Not only the inflammatory process, but also the proliferation stage, is affected by rice husk liquid smoke. The TGF-β, FGF2, and COL-1 expressions, as indicators of proliferation, also change. The mechanism involved is resolution of the inhibition of the inflammation process. With the inhibition of free radical formation, the transcription factor for the formation of anti-inflammatory cytokines and growth factors, namely Nrf2, will be activated. Previous studies have shown that application of rice husk liquid smoke can increase the formation of growth factors, such as TGF-β,[14] FGF, and vascular endothelial growth factors.[14]
[30] In this research, it can also be seen that growth factors, such as TGF-β, FGF, and COL-1 expressions, increased with rice husk liquid smoke treatment.
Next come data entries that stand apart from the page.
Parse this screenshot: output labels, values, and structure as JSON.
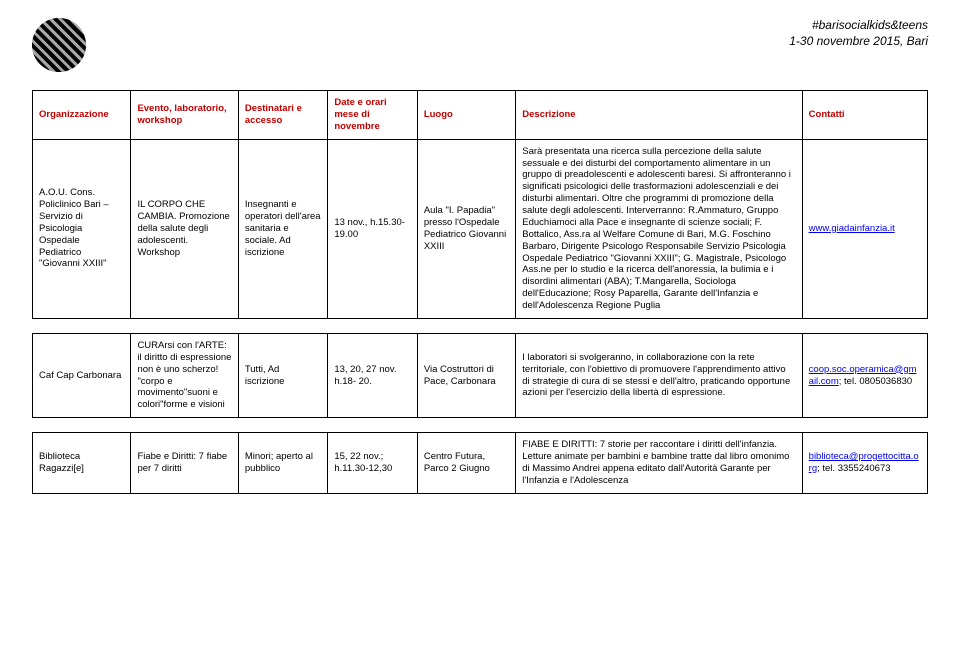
{
  "header": {
    "line1": "#barisocialkids&teens",
    "line2": "1-30 novembre 2015, Bari"
  },
  "columns": {
    "org": "Organizzazione",
    "event": "Evento, laboratorio, workshop",
    "dest": "Destinatari e accesso",
    "date": "Date e orari mese di novembre",
    "luogo": "Luogo",
    "desc": "Descrizione",
    "cont": "Contatti"
  },
  "rows": [
    {
      "org": "A.O.U. Cons. Policlinico Bari – Servizio di Psicologia Ospedale Pediatrico \"Giovanni XXIII\"",
      "event": "IL CORPO CHE CAMBIA. Promozione della salute degli adolescenti. Workshop",
      "dest": "Insegnanti e operatori dell'area sanitaria e sociale. Ad iscrizione",
      "date": "13 nov., h.15.30-19.00",
      "luogo": "Aula \"I. Papadia\" presso l'Ospedale Pediatrico Giovanni XXIII",
      "desc": "Sarà presentata una ricerca sulla percezione della salute sessuale e dei disturbi del comportamento alimentare in un gruppo di preadolescenti e adolescenti baresi. Si affronteranno i significati psicologici delle trasformazioni adolescenziali e dei disturbi alimentari. Oltre che programmi di promozione della salute degli adolescenti. Interverranno: R.Ammaturo, Gruppo Educhiamoci alla Pace e insegnante di scienze sociali; F. Bottalico, Ass.ra al Welfare Comune di Bari, M.G. Foschino Barbaro, Dirigente Psicologo Responsabile Servizio Psicologia Ospedale Pediatrico \"Giovanni XXIII\"; G. Magistrale, Psicologo Ass.ne per lo studio e la ricerca dell'anoressia, la bulimia e i disordini alimentari (ABA); T.Mangarella, Sociologa dell'Educazione; Rosy Paparella, Garante dell'Infanzia e dell'Adolescenza Regione Puglia",
      "cont_link": "www.giadainfanzia.it",
      "cont_after": ""
    },
    {
      "org": "Caf Cap Carbonara",
      "event": "CURArsi con l'ARTE: il diritto di espressione non è uno scherzo! \"corpo e movimento\"suoni e colori\"forme e visioni",
      "dest": "Tutti, Ad iscrizione",
      "date": "13, 20, 27 nov. h.18- 20.",
      "luogo": "Via Costruttori di Pace, Carbonara",
      "desc": "I laboratori si svolgeranno, in collaborazione con la rete territoriale, con l'obiettivo di promuovere l'apprendimento attivo di strategie di cura di se stessi e dell'altro, praticando opportune azioni per l'esercizio della libertà di espressione.",
      "cont_link": "coop.soc.operamica@gmail.com",
      "cont_after": "; tel. 0805036830"
    },
    {
      "org": "Biblioteca Ragazzi[e]",
      "event": "Fiabe e Diritti: 7 fiabe per 7 diritti",
      "dest": "Minori; aperto al pubblico",
      "date": "15, 22 nov.; h.11.30-12,30",
      "luogo": "Centro Futura, Parco 2 Giugno",
      "desc": "FIABE E DIRITTI: 7 storie per raccontare i diritti dell'infanzia. Letture animate per bambini e bambine tratte dal libro omonimo di Massimo Andrei appena editato dall'Autorità Garante per l'Infanzia e l'Adolescenza",
      "cont_link": "biblioteca@progettocitta.org",
      "cont_after": "; tel. 3355240673"
    }
  ]
}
The increase of growth factors after rice husk liquid smoke treatment also affected the fibroblast number. As a healing marker, fibroblast was also affected after treatment. The 2- and 7-day rice husk liquid smoke treatments showed a higher number of fibroblasts. The increased number of fibroblasts was due to the decrease in the inflammatory process and the increase in the number of growth factors. The phenolic compound is responsible for this process because it is able to increase the inflammatory cell response and inhibit the production of proinflammatory mediators.[31]
[32]
Another reason for this effect of rice husk liquid smoke is its ability to inhibit Gram-negative and Gram-positive bacteria, such as Porphyromonas gingivalis, in the progression of periodontitis.[1] Phenolic compounds are known to disturb the cytoplasmic membranes of bacteria and cause the intracellular fluids to leak.[33]
[34] Carbonyls inhibit microbial growth by penetrating the cell wall and inactivating enzymes located in the cytoplasm and the cytoplasmic membrane. Carbonyls act by condensing the free primary amino groups in the polypeptide chains, primarily in the side chains of basic amino acids. These amino groups may be an essential part of the active site of the enzyme, or they may function as a binder for the substrate by hydrogen bonding.[1]
Conclusion
Rice husk liquid smoke showed its effect on the periodontitis condition by decreasing the inflammatory markers, such as lymphocytes and NF-kB, TNF-α, and IL-6 expressions, and increased the proliferation markers, such as the number of macrophages, fibroblasts, and TGF-β, FGF2, and COL-1 expressions. The use of rice husk liquid smoke is promising in periodontitis treatment.